Data collection and classification
The definitions and methods used in this study were consistent with those from prior studies on this topic [3, 17, 18]. In this study, four psychiatrists and two physicians, all with experience in the classification of ADEs as a result of previous research on this topic, reviewed all patient charts from each participating hospital, along with laboratory results, incident reports and prescription queries. Research assistants used patient charts to compile demographic characteristics and administrative data for all enrolled patients in the cohort.
Once all data were collected from participating hospitals, the reviewers independently classified relevant incidents as an ADE, potential ADE or medication error, while also recording the details of those incidents. This included information about the name, dose, route and class of the drugs, the details of symptoms resulting from ADEs, and the details related to medication errors such as type, stage and persons who were in charge at the time the error occurred. The reviewers also independently classified all incidents according to their severity and preventability. After all suspected incidents were collected, the reviewers met to confirm the final classification for each incident. When the reviewers disagreed on the classification of an incident, they reached a consensus through discussion.

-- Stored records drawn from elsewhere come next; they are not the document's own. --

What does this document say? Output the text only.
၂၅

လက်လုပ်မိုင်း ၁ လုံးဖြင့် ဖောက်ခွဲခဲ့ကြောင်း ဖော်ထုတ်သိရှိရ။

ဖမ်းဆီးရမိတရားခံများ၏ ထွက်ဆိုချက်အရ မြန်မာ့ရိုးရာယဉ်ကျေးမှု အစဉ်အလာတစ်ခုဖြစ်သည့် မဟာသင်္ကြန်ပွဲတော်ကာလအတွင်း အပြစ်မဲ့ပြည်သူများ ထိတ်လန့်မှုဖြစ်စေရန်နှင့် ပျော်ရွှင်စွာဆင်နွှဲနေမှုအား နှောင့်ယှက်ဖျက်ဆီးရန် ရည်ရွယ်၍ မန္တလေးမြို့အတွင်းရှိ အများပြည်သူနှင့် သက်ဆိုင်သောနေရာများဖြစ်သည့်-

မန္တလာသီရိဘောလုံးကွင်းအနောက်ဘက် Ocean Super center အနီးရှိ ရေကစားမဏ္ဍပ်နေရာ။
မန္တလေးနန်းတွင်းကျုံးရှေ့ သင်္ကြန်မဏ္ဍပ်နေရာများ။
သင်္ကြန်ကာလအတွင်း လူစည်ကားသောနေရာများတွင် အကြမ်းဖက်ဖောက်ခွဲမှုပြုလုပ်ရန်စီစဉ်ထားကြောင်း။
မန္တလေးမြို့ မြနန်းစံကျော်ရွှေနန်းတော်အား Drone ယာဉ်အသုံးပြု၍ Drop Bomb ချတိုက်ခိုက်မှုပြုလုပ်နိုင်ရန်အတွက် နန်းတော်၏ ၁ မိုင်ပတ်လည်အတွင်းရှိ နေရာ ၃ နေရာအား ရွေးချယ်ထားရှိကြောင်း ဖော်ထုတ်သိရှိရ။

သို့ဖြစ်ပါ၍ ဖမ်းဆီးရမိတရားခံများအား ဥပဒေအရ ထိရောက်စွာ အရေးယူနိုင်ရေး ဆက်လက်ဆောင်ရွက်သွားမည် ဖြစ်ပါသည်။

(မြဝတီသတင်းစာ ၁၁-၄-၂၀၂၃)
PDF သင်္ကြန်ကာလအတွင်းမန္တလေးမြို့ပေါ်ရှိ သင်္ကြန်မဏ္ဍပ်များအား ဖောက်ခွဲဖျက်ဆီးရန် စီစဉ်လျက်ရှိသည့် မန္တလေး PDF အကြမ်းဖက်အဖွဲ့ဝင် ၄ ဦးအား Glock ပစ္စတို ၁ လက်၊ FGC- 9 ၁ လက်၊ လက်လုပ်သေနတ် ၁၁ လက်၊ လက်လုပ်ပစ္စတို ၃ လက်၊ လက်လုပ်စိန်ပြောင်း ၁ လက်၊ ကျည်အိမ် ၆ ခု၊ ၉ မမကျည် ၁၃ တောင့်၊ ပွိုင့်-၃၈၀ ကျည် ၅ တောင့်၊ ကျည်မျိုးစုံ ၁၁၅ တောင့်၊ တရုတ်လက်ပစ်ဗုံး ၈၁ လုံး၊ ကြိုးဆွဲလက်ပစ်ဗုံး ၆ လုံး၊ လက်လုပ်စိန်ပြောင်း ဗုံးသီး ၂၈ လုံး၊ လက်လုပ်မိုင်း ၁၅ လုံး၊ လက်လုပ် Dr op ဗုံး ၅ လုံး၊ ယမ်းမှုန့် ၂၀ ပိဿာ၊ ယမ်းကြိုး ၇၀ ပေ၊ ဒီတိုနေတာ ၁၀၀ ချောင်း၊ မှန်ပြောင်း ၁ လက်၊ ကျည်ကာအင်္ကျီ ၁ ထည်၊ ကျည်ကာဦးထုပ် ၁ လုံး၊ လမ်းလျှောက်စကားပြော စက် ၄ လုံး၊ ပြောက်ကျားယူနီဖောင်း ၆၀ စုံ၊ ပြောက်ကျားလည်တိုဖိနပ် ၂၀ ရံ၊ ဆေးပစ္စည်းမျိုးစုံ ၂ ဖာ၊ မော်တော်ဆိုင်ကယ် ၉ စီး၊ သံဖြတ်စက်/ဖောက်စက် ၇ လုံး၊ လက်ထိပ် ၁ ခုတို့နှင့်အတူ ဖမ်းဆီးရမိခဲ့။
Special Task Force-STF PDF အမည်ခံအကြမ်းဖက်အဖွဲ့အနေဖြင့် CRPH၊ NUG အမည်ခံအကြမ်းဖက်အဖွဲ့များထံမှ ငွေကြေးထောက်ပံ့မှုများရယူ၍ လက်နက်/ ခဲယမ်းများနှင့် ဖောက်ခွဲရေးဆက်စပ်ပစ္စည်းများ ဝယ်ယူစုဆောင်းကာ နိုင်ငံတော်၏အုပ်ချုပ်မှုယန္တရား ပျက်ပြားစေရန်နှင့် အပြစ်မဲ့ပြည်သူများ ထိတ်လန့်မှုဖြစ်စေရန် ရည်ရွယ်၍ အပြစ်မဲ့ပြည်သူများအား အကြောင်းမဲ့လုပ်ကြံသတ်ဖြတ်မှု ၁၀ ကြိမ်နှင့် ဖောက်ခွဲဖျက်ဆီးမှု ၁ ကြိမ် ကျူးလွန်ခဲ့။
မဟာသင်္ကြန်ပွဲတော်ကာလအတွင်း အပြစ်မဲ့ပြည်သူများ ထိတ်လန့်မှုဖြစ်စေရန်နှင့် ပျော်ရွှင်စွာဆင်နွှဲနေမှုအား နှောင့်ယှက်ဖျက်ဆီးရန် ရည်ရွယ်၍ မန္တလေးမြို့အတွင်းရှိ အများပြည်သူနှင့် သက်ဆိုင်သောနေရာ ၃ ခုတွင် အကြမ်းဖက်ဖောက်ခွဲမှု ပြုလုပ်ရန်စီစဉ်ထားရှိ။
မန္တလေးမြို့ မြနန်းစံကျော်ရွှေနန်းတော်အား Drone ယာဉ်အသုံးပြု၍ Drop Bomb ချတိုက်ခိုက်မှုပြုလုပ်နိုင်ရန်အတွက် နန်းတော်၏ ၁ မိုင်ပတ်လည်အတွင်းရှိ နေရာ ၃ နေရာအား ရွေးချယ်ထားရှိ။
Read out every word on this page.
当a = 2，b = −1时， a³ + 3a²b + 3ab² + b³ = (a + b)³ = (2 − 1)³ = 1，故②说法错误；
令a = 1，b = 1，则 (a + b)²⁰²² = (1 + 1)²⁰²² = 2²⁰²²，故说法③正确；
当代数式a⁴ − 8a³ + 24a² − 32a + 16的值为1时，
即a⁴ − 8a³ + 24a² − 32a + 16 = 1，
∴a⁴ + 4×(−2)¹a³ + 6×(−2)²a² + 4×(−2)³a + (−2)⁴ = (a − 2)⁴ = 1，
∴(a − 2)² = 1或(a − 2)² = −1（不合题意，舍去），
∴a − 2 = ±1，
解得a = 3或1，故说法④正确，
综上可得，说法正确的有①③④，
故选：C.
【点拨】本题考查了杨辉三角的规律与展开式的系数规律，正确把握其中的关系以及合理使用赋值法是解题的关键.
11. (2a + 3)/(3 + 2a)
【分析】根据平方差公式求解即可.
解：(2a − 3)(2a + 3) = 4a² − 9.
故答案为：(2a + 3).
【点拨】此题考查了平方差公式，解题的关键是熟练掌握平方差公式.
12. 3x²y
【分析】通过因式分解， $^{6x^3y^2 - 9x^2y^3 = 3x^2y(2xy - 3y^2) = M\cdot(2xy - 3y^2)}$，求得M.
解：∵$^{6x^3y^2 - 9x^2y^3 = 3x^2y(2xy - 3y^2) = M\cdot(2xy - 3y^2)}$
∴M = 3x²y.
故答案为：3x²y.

The incidences per 1000 patient-days, crude rates per 100 admissions, and 95 % confidence intervals (CIs) were calculated as a whole and by unit types (acute care unit, nursing care unit, and medical care unit). Continuous variables are presented as means with standard deviations (SDs) or medians with interquartile ranges (IQRs), and categorical variables are shown as numbers and percentages. We used the χ2 test to assess the relationship between drug classes and preventable ADEs. We calculated inter-rater reliabilities using k statistics. Kappa scores between reviewers regarding the presence of an ADE were 0.96 (ADE v. potential ADE or exclude). The kappa for preventability was 0.95 (preventable v. non-preventable), while the kappa for severity was 0.43 (significant v. serious or life-threatening). These values were similar to those published in previous reports by Rothschild et al. (2007) and Morimoto et al. (2011). We performed all analyses using JMP V.11.2 (SAS Institute, Cary, North Carolina, USA) software.